Les époux forment un pourvoi en cassation à l’encontre de l’arrêt rendu par la juridiction d’appel, pour violation de textes. Ils invoquent l’article 1384 alinéa 1er du Code civil et estiment que la responsabilité du fait des choses incombe à celui qui en était le gardien au moment des faits, et que le gardien est celui qui a les pouvoirs d’usage et de direction au moment où le dommage s’est réalisé. L’enfant qui s’était introduit seul dans le sous sol et s’était emparé de l’arme et des munitions, en a acquis l’usage et s’est blessé sous l’effet de ses manipulations. Il apparaît dès lors que l’enfant a acquis l’usage, la direction et le contrôle de l’arme à l’origine du dommage, et il en était l’unique gardien.

        Dès lors, la garde de l’arme des époux à l’origine du dommage a t-elle été transférée à l’enfant, au moment de la survenance du dommage ?

        Le 26 novembre 2020, la deuxième Chambre civile de la Cour de cassation répond par la négative et rend un arrêt de rejet à l’encontre du pourvoi formé.
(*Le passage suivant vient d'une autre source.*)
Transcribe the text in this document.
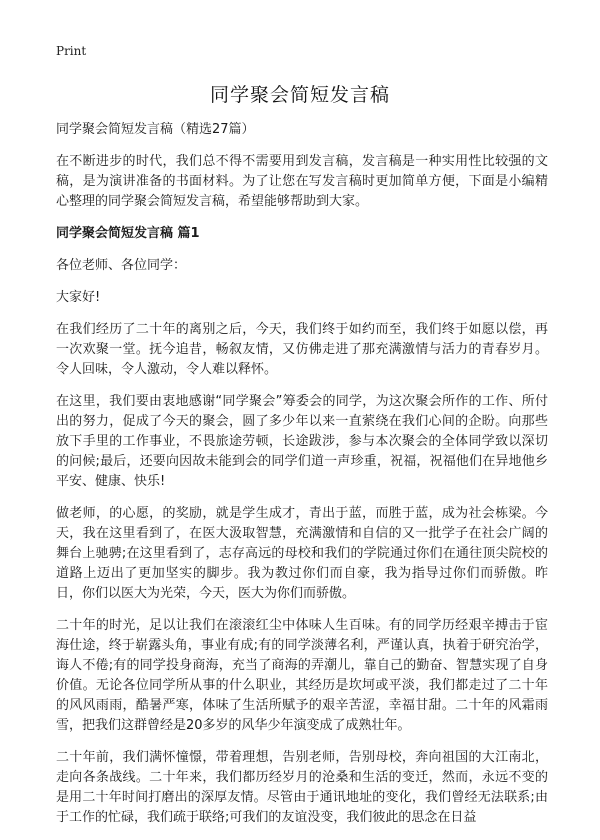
Print
同学聚会简短发言稿

同学聚会简短发言稿（精选27篇）

在不断进步的时代，我们总不得不需要用到发言稿，发言稿是一种实用性比较强的文稿，是为演讲准备的书面材料。为了让您在写发言稿时更加简单方便，下面是小编精心整理的同学聚会简短发言稿，希望能够帮助到大家。

同学聚会简短发言稿 篇1

各位老师、各位同学：

大家好!

在我们经历了二十年的离别之后，今天，我们终于如约而至，我们终于如愿以偿，再一次欢聚一堂。抚今追昔，畅叙友情，又仿佛走进了那充满激情与活力的青春岁月。令人回味，令人激动，令人难以释怀。

在这里，我们要由衷地感谢“同学聚会”筹委会的同学，为这次聚会所作的工作、所付出的努力，促成了今天的聚会，圆了多少年以来一直萦绕在我们心间的企盼。向那些放下手里的工作事业，不畏旅途劳顿，长途跋涉，参与本次聚会的全体同学致以深切的问候;最后，还要向因故未能到会的同学们道一声珍重，祝福，祝福他们在异地他乡平安、健康、快乐!

做老师，的心愿，的奖励，就是学生成才，青出于蓝，而胜于蓝，成为社会栋梁。今天，我在这里看到了，在医大汲取智慧，充满激情和自信的又一批学子在社会广阔的舞台上驰骋;在这里看到了，志存高远的母校和我们的学院通过你们在通往顶尖院校的道路上迈出了更加坚实的脚步。我为教过你们而自豪，我为指导过你们而骄傲。昨日，你们以医大为光荣，今天，医大为你们而骄傲。

二十年的时光，足以让我们在滚滚红尘中体味人生百味。有的同学历经艰辛搏击于宦海仕途，终于崭露头角，事业有成;有的同学淡薄名利，严谨认真，执着于研究治学，诲人不倦;有的同学投身商海，充当了商海的弄潮儿，靠自己的勤奋、智慧实现了自身价值。无论各位同学所从事的什么职业，其经历是坎坷或平淡，我们都走过了二十年的风风雨雨，酷暑严寒，体味了生活所赋予的艰辛苦涩，幸福甘甜。二十年的风霜雨雪，把我们这群曾经是20多岁的风华少年演变成了成熟壮年。

二十年前，我们满怀憧憬，带着理想，告别老师，告别母校，奔向祖国的大江南北，走向各条战线。二十年来，我们都历经岁月的沧桑和生活的变迁，然而，永远不变的是用二十年时间打磨出的深厚友情。尽管由于通讯地址的变化，我们曾经无法联系;由于工作的忙碌，我们疏于联络;可我们的友谊没变，我们彼此的思念在日益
La Cour de cassation confirme l’arrêt de la cour d’appel et retient que l’enfant, âgé de onze ans, ne pouvait être considéré comme ayant acquis les pouvoirs de direction et de contrôle sur l’arme dont il a fait usage, d’autant plus que la preuve du transfert n’a pas été rapportée.

        Dans cet arrêt qui est un revirement de jurisprudence, la deuxième Chambre civile de la Cour de cassation retient une conception juridique de la garde de la chose (I); et marque l’absence de transfert de la garde de la chose à l’enfant (II).
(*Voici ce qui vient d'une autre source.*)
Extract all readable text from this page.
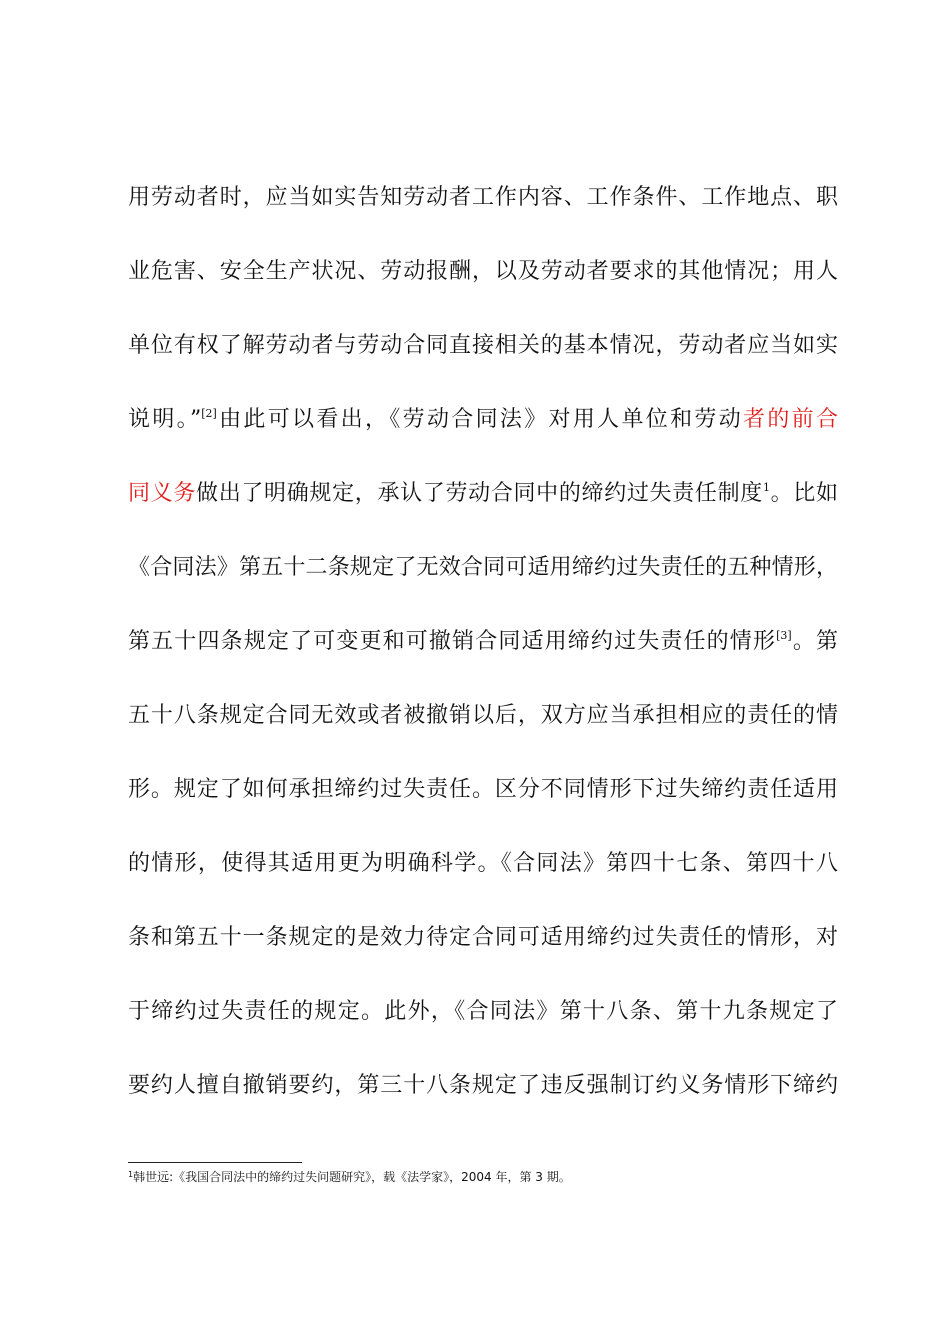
用劳动者时，应当如实告知劳动者工作内容、工作条件、工作地点、职
业危害、安全生产状况、劳动报酬，以及劳动者要求的其他情况；用人
单位有权了解劳动者与劳动合同直接相关的基本情况，劳动者应当如实
说明。”[2]由此可以看出，《劳动合同法》对用人单位和劳动者的前合
同义务做出了明确规定，承认了劳动合同中的缔约过失责任制度$^1$。比如
《合同法》第五十二条规定了无效合同可适用缔约过失责任的五种情形，
第五十四条规定了可变更和可撤销合同适用缔约过失责任的情形[3]。第
五十八条规定合同无效或者被撤销以后，双方应当承担相应的责任的情
形。规定了如何承担缔约过失责任。区分不同情形下过失缔约责任适用
的情形，使得其适用更为明确科学。《合同法》第四十七条、第四十八
条和第五十一条规定的是效力待定合同可适用缔约过失责任的情形，对
于缔约过失责任的规定。此外，《合同法》第十八条、第十九条规定了
要约人擅自撤销要约，第三十八条规定了违反强制订约义务情形下缔约
$^1$韩世远:《我国合同法中的缔约过失问题研究》，载《法学家》，2004 年，第 3 期。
  1. L’application du principe de garde juridique de la chose

        La Cour de cassation abandonne le principe de la garde matérielle de la chose, établit dans ses arrêts précédents (A), en retenant la présomption de la garde des propriétaires de la chose (B).

        A) L’abandon du principe de la garde matérielle de la chose

        En droit français, il existe deux conceptions de la garde de la chose qui s’opposent: la conception juridique et la conception matérielle. Afin de retenir la conception matérielle, la Cour de cassation retenait plusieurs éléments cumulatifs, établis par l’arrêt Franck du 2 décembre 1941, pour établir la présence d’un gardien. En effet, le gardien de la chose est celui qui a l’usage, la direction, et le contrôle de la chose. L’usage désigne la maitrise de la chose, le fait de se servir de la chose dans son interêt. Ainsi, si les propriétaires transfèrent la garde de la chose, la responsabilité est renversée, et ils ne sont dès lors, plus responsables de l’acte dommageable. Les époux, dans leur pourvoi, invoquent la garde matérielle de la chose en s’appuyant sur l’article 1384 alinéa 1er du code civil qui dispose que « la responsabilité du fait des choses (…) incombe à celui qui en était le gardien au moment où le dommage a été causé; que le gardien de la chose est celui qui, d’un point de vue strictement matériel, exerçait sur celle-ci, les pouvoirs d’usage de direction et de contrôle au moment où le dommage a été réalisé ». Pour dire que l’enfant était gardien au moment des faits, ils s’appuient sur le fait que l’enfant s’est rendu seul dans le sous sol, a chargé l’arme et s’est blessé en la manipulant, il en était dès lors le gardien car il avait le pouvoir d’usage, de direction et de contrôle. Toutefois, la Cour de cassation ne retient pas cela et estime que l’enfant, âgé de 11 ans avait certes un pouvoir d’usage mais n’avait pas les pouvoirs de direction et de contrôle, dès lors il n’en est pas le gardien. La Cour de cassation retient alors une conception juridique de la chose qui peut s’expliquer par l’âge de l’enfant. Toutefois, même privé de discernement, un enfant peut être gardien d’une chose. Ainsi, ce principe s’accommode mal avec la conception de la garde matérielle de la chose.